While strengths of this RCT include an innovative community-based intervention, novel method of outcome ascertainment, and large geographic scope, several limitations deserve mention. More than 10% of completed baseline surveys were excluded due to duplicate identifying information (e.g., mobile number, WeChat account, IP address). As a result, our trial was smaller than anticipated, enrolling 556 rather than 700 eligible MSM, thus reducing power to detect a difference in outcomes between the intervention and control arms. To protect participant confidentiality, we did not require men to provide their name nor any official form of identification prior to enrollment. It is possible some men were enrolled more than once. Additionally, concealment or fabrication of demographic or health information to meet inclusion and exclusion criteria for study enrollment is an increasingly recognized challenge in clinical trials, particularly among heavily researched populations [34]. Online clinical trials, where researchers do not interact with potential enrollees in person, may be especially impacted by these concerns, and additional screening strategies may be required to exclude professional subjects who conceal or fabricate information [35].
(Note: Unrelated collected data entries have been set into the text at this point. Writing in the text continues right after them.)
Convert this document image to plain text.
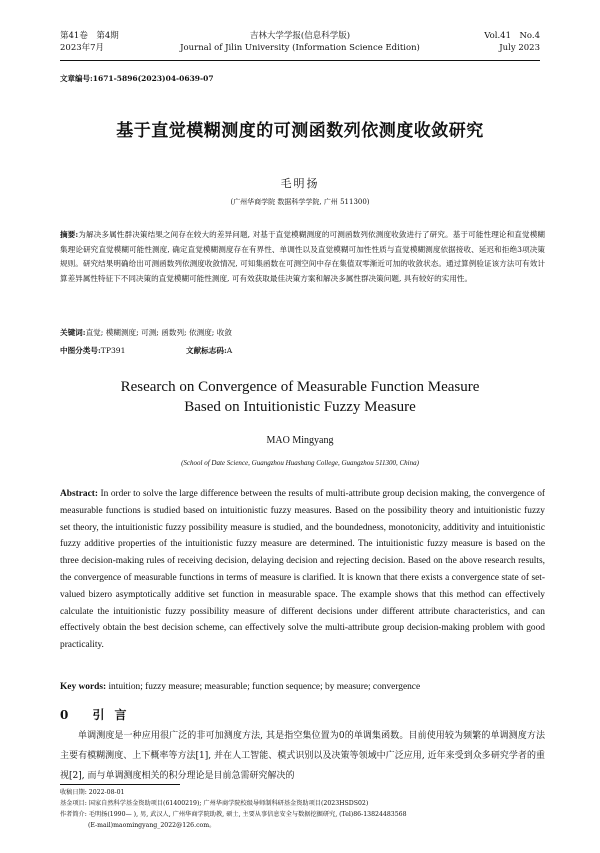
第41卷　第4期
2023年7月
吉林大学学报(信息科学版)
Journal of Jilin University (Information Science Edition)
Vol.41　No.4
July 2023
文章编号:1671-5896(2023)04-0639-07
基于直觉模糊测度的可测函数列依测度收敛研究
毛明扬
(广州华商学院 数据科学学院, 广州 511300)
摘要:为解决多属性群决策结果之间存在较大的差异问题, 对基于直觉模糊测度的可测函数列依测度收敛进行了研究。基于可能性理论和直觉模糊集理论研究直觉模糊可能性测度, 确定直觉模糊测度存在有界性、单调性以及直觉模糊可加性性质与直觉模糊测度依据接收、延迟和拒绝3项决策规则。研究结果明确给出可测函数列依测度收敛情况, 可知集函数在可测空间中存在集值双零渐近可加的收敛状态。通过算例验证该方法可有效计算差异属性特征下不同决策的直觉模糊可能性测度, 可有效获取最佳决策方案和解决多属性群决策问题, 具有较好的实用性。
关键词:直觉; 模糊测度; 可测; 函数列; 依测度; 收敛
中图分类号:TP391	文献标志码:A
Research on Convergence of Measurable Function Measure
Based on Intuitionistic Fuzzy Measure
MAO Mingyang
(School of Date Science, Guangzhou Huashang College, Guangzhou 511300, China)
Abstract: In order to solve the large difference between the results of multi-attribute group decision making, the convergence of measurable functions is studied based on intuitionistic fuzzy measures. Based on the possibility theory and intuitionistic fuzzy set theory, the intuitionistic fuzzy possibility measure is studied, and the boundedness, monotonicity, additivity and intuitionistic fuzzy additive properties of the intuitionistic fuzzy measure are determined. The intuitionistic fuzzy measure is based on the three decision-making rules of receiving decision, delaying decision and rejecting decision. Based on the above research results, the convergence of measurable functions in terms of measure is clarified. It is known that there exists a convergence state of set-valued bizero asymptotically additive set function in measurable space. The example shows that this method can effectively calculate the intuitionistic fuzzy possibility measure of different decisions under different attribute characteristics, and can effectively obtain the best decision scheme, can effectively solve the multi-attribute group decision-making problem with good practicality.
Key words: intuition; fuzzy measure; measurable; function sequence; by measure; convergence
0 引言
单调测度是一种应用很广泛的非可加测度方法, 其是指空集位置为0的单调集函数。目前使用较为频繁的单调测度方法主要有模糊测度、上下概率等方法[1], 并在人工智能、模式识别以及决策等领域中广泛应用, 近年来受到众多研究学者的重视[2], 而与单调测度相关的积分理论是目前急需研究解决的
收稿日期: 2022-08-01
基金项目: 国家自然科学基金资助项目(61400219); 广州华商学院校级导师制科研基金资助项目(2023HSDS02)
作者简介: 毛明扬(1990— ), 男, 武汉人, 广州华商学院助教, 硕士, 主要从事信息安全与数据挖掘研究, (Tel)86-13824483568
(E-mail)maomingyang_2022@126.com。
The WHO has set the goal of eliminating hepatitis B and C by 2030, and scaling up testing among at-risk populations is a key strategy needed to achieve this ambitious target [2]. Although community testing programs have been identified as an important component of efforts to expand access to testing [25], few previous studies have examined interventions to increase hepatitis testing outside of clinics and healthcare facilities. This RCT addresses an important gap in the literature by investigating a community-based intervention to increase hepatitis testing in a LMIC with a high burden of hepatitis. With nearly 20% of all enrolled men reporting first-time HBV and HCV test uptake, results from our trial suggest online strategies that utilize social media and mobile applications can promote hepatitis testing among MSM in LMICs. However, high levels of intervention sharing complicate the interpretation of our results. Further research is needed to evaluate and optimize crowdsourcing as a community-based testing promotion intervention, and future online trials of educational interventions should be designed to better capture and account for intervention sharing.

Role of funding source

This work is supported in part by the Doris Duke Charitable Foundation through a grant supporting the Doris Duke International Clinical Research Fellows Program at University of North Carolina at Chapel Hill. TF is a Doris Duke International Research Fellow. This work is also supported by the National Institutes of Health (National Institute of Allergy and Infectious Diseases 1R01AI114310-01), UNC CFAR (P30 AI50410), and SESH Global (www.seshglobal.org). This work also receives administrative assistance from the Guangzhou Eighth People's Hospital, UNC Chapel Hill, and UNC – Project China. The listed funders played no role in the development or implementation of this study. TF had full access to all data in the study and had final responsibility for the decision to submit for publication.

Ethics committee approval

The study protocol was approved by IRB bodies at Sun Yat-sen University and University of North Carolina at Chapel Hill prior to launching (IRB Number: 18-0251). All participants completed and agreed to an online consent form prior to survey initiation.

Declaration of Competing Interest

JDT and WT are unpaid advisors at SESH Global LLC. The other authors declare that they have no competing interests.